| | 要旨トップ | 目次 | | 日本生態学会第73回全国大会 (2026年3月、京都) 講演要旨 ESJ73 Abstract |
一般講演(ポスター発表) P1-183 (Poster presentation)
宅地需要の増大に伴う地価上昇を背景に、土地の細分化が進行している(高浦 1980)。住宅敷地の細分化には、一定規模まで細分化される必然性と、その傾向の不可逆性が指摘されている(高浦 1980)。新興住宅地では、敷地面積の大きい住宅に生垣が見られる一方、全体としては塀とフェンスを垂直に組み合わせた囲障が多い(近江ほか 1991)。敷地面積や接道部の長さが減少するほど生垣の出現率は低下し、接道部に緑がない敷地が増加する(近江ほか 1991,田川ほか 2010)。
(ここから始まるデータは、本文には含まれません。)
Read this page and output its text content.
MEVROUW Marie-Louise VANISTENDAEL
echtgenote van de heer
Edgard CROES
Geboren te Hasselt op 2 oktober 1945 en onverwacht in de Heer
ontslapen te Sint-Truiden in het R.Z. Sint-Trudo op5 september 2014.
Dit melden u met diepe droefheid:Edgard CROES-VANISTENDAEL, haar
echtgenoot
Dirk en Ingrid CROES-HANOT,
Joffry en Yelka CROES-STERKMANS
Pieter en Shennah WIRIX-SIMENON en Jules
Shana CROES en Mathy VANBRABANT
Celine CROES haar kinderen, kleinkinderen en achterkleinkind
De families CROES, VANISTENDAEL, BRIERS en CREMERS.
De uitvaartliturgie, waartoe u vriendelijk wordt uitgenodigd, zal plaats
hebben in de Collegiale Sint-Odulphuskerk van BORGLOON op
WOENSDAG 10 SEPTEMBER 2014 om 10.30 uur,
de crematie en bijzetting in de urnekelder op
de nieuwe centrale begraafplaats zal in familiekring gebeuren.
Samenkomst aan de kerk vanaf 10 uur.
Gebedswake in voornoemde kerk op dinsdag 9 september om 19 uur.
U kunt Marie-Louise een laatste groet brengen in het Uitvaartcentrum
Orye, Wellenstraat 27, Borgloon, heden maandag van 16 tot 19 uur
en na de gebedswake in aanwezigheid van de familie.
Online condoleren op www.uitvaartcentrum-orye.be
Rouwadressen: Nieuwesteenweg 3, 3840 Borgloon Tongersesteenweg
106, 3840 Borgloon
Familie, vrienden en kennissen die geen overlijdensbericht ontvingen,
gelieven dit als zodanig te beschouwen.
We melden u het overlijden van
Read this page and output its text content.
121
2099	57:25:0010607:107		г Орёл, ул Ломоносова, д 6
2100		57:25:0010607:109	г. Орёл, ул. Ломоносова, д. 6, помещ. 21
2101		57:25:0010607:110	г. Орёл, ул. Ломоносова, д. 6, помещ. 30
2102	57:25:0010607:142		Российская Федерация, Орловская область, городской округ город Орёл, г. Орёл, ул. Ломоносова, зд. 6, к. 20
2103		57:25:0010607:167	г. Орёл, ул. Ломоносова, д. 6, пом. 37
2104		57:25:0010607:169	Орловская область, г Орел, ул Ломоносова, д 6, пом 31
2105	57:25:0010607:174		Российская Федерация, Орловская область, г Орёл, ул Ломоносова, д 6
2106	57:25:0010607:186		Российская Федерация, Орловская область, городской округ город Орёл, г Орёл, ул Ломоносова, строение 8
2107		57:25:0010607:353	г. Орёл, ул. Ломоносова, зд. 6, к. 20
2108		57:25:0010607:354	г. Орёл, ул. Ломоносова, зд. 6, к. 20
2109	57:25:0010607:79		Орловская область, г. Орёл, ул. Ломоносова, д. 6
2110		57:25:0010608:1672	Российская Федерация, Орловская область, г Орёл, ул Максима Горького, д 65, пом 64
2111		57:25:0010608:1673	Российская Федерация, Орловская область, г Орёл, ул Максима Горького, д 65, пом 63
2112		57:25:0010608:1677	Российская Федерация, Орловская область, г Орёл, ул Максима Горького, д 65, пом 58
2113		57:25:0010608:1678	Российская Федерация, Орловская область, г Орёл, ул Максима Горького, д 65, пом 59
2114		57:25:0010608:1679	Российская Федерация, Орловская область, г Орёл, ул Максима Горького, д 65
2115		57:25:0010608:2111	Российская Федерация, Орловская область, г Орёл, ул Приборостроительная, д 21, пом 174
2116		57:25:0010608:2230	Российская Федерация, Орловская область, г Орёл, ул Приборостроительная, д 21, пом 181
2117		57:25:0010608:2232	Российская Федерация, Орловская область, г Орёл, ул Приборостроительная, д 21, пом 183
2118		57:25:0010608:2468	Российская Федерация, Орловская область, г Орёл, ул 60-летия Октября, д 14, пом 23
生垣の植栽は、都市および近郊における景観的、生態学的連結性と多機能性の向上に寄与する一方で、生垣の減少は景観的、生態学的連結性の低下に結び付く(Rochard et al. 2025)。
本研究は、住宅地における接道部空間の工作物とすきまの緑の組合せを整理と分類し、将来の宅地更新や地区計画に向けた接道部緑化の構想を提示することを目的とする。
調査は2025年6~8月に実施し、同年10月に補足調査を行った。東京都国立市中2丁目を対象に、各宅地の接道部空間の工作物の類型とすきまの植被率を記録し、両者の組合せを類型化して比較した。比較の結果は「良い、普通、不良」の三段階に区別し、「良い」を基準として構想を行った。
結果として、生垣は敷地面積の大きい宅地に多く見られ、緑量も最も多かった。敷地面積の小さい宅地では、接道部の工作物に硬質舗装が多く用いられ、緑量は最も少なかった。接道部のすきま空間が広く、緑量が比較的多い組合せは、私道沿いの住宅の接道部空間に多く見られた。
都市の道路縁部や舗装のすきまには、種多様性の高い植物群落が集積していることが指摘された(Charoenlertthanakit 2024; Del Tredici 2014)。こうした空間は狭小でコンクリートやアスファルトに囲まれているにもかかわらず、在来種と外来種が混在する高い種多様性をもつ植生が形成されており、都市生物多様性を補完する生息地として機能しうると考えられている(Heikkinen et al. 2023)。